Call of Juarez: The Cartel soll in Mexiko verboten werden. Hintergrund hierzu sind die erbitterten Kämpfe gegen die Drogenmafia der Stadt mit vielen Toten.

Blutige Realität! Was Ubisoft da in seinem Spiel Call of Juarez: The Cartel zum Besten gibt, ist in Mexiko schrecklicher Alltag. Und genau hier liegt für zahlreiche Mexikaner auch das Problem. Sie finden es berechtigterweise geschmacklos, die Ereignisse in einem Videospiel umzusetzen. In den vergangenen Jahren mussten, im Kampf der Drogenkartelle untereinander, rund 12.500 Menschen ihr Leben lassen. Obwohl das Programm laut Ubisoft in keiner Weise etwas mit den Geschehnissen in Mexiko zu tun hat, zeigt man sich dennoch betroffen.

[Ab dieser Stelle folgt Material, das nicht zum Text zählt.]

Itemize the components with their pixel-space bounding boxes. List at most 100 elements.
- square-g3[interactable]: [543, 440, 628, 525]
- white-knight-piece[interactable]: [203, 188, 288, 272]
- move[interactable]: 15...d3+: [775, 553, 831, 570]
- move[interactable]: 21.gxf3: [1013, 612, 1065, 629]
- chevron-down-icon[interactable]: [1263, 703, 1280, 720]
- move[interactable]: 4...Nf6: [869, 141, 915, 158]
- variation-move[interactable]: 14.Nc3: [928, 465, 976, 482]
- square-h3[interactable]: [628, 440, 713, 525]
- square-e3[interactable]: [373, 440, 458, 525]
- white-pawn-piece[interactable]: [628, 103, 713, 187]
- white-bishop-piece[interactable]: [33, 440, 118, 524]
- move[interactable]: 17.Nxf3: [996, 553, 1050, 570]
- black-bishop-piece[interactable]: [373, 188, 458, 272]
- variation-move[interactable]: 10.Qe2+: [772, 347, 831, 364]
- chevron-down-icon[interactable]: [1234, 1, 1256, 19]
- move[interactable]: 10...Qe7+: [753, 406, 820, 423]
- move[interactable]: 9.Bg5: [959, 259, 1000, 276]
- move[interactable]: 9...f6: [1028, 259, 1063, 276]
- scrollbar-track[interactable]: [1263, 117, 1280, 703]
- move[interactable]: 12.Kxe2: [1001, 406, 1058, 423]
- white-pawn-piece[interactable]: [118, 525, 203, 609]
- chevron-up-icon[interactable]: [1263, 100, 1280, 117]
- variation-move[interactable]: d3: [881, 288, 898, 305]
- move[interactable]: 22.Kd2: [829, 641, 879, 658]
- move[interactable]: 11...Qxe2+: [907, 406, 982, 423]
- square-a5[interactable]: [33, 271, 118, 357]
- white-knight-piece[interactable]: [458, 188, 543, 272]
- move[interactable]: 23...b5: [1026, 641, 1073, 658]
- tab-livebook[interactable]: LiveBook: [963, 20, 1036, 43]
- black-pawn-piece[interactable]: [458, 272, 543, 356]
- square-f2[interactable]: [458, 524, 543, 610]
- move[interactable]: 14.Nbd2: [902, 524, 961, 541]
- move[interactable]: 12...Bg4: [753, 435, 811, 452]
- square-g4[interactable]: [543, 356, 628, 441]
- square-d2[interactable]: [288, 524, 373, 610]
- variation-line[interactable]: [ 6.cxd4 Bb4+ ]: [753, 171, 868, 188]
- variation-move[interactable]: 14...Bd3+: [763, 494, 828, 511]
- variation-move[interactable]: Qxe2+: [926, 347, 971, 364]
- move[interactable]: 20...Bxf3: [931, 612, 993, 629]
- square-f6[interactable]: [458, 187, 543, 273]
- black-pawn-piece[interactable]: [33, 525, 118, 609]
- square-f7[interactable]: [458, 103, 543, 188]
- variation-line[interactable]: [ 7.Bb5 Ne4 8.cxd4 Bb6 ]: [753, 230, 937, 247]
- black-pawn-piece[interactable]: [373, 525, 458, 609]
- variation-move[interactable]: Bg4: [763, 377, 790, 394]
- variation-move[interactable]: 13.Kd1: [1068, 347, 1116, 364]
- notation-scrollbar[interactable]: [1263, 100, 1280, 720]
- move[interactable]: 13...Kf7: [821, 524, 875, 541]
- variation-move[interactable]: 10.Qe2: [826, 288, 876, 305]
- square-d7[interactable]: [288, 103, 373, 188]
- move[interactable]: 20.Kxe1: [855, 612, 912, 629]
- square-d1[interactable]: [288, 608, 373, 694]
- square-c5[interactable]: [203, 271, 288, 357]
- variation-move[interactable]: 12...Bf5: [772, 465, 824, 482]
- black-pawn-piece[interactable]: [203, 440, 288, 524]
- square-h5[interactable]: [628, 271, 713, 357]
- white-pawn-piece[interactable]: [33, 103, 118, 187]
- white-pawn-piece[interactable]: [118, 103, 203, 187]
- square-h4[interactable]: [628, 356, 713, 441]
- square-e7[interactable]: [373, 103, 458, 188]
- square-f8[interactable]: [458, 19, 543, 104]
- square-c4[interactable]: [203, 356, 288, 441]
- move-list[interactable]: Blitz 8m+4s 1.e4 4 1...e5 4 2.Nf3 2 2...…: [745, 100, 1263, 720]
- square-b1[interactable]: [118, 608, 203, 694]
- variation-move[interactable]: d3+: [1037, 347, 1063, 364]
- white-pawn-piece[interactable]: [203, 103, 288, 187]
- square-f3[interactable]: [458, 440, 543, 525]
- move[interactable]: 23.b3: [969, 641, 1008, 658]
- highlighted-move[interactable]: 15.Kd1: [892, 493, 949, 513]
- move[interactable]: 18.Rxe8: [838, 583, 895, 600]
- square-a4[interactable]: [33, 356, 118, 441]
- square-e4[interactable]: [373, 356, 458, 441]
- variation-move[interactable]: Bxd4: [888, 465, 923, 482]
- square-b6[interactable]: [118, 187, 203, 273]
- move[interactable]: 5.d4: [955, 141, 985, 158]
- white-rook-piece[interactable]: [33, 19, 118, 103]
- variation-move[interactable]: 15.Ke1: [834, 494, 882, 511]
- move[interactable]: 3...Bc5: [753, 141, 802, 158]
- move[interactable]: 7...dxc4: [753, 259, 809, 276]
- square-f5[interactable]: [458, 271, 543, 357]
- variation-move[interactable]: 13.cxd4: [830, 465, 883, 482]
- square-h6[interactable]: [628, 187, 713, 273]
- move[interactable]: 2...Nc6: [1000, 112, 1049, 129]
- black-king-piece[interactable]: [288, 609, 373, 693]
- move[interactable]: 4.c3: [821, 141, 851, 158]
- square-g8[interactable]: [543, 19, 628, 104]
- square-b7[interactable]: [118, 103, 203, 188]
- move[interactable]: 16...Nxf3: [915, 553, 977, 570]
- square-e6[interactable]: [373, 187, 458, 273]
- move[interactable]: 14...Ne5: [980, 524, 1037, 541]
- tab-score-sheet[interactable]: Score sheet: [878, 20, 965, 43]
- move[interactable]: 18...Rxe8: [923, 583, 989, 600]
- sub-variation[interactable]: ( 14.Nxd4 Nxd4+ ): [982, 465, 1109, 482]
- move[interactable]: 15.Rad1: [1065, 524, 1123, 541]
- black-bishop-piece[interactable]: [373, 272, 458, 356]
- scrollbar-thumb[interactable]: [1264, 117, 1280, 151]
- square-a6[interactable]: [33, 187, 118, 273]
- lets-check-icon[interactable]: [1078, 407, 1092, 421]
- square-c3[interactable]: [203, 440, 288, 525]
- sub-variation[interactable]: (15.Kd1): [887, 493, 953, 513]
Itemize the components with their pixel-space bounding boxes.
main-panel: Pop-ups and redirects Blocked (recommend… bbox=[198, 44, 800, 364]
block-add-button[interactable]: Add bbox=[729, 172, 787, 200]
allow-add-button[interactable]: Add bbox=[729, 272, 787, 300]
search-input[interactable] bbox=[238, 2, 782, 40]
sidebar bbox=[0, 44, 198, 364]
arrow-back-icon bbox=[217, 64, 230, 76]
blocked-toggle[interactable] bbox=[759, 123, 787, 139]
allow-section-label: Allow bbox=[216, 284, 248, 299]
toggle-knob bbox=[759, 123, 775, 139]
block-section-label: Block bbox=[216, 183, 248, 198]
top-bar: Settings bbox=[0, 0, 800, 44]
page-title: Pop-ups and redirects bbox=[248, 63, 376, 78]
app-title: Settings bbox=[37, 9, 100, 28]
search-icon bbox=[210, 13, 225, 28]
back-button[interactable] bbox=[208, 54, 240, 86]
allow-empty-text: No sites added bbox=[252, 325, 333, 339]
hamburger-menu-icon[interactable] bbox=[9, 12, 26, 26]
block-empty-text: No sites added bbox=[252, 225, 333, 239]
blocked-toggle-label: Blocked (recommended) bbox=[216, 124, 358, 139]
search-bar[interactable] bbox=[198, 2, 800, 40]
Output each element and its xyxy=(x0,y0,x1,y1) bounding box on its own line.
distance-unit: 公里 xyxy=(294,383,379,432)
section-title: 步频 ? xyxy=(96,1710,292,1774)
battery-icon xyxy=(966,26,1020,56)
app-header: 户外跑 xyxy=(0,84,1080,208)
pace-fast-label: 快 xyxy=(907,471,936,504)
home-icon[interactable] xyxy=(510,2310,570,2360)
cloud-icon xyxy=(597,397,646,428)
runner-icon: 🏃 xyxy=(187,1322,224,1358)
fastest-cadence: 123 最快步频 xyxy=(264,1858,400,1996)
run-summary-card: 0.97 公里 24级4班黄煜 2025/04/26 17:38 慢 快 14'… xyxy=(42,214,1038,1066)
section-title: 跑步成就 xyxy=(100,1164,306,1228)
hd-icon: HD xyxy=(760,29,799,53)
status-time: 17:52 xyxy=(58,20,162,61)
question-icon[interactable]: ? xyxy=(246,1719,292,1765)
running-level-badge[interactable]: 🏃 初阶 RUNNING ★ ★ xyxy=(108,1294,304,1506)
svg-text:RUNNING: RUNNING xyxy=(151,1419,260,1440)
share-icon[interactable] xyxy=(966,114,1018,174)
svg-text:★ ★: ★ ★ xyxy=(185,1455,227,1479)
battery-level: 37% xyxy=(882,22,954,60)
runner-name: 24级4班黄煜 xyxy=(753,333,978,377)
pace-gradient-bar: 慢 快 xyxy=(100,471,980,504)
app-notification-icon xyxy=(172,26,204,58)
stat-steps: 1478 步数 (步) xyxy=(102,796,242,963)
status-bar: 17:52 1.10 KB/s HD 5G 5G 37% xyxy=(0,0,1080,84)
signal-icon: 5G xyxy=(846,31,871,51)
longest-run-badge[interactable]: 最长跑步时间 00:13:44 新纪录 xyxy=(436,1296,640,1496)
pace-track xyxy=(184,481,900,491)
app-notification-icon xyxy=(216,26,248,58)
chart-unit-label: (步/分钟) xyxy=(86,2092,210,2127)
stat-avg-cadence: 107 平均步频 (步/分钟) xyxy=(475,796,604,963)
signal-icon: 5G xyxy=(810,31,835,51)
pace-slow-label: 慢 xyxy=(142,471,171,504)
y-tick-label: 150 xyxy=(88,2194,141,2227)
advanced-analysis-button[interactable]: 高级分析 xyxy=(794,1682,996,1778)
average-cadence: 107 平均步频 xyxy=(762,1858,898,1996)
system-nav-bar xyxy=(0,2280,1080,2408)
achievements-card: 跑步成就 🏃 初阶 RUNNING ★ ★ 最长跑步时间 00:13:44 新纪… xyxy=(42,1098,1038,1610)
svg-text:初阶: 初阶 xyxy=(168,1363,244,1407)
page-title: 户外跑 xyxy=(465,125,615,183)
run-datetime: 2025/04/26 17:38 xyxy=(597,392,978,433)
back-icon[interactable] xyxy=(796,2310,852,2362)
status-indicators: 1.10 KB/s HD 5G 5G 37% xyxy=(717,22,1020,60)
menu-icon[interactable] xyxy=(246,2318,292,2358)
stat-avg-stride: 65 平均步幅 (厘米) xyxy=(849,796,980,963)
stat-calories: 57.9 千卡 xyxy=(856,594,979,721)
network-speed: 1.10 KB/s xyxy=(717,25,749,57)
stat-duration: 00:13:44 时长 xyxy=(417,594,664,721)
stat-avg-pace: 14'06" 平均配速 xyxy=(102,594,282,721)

Mitleid hin oder her, ein gänzliches Verbot für den Großraum Mexiko kommt für den Publisher aber nicht in Frage. Immerhin, wo soll man da ansetzen? Nicht nur Videospiele setzten sich mit dieser Thematik auseinander auch Hollywood-Filme oder Bücher behandeln Drogenkriege zu Unterhaltungszwecken. Mittlerweile beschäftigt das Game sogar die örtlichen Behörden in Mexiko. Sie sind der Meinung, dass Call of Juarez: The Cartel die Ereignisse verherrlicht und das die Opfer nur als eine Art Nummer dargestellt werden.

Ob es wirklich zu einem Verbot des Shooters Call of Juarez: The Cartel kommt bleibt vorerst abzuwarten, schließlich soll das Programm ja auch erst im Sommer an den Start gehen.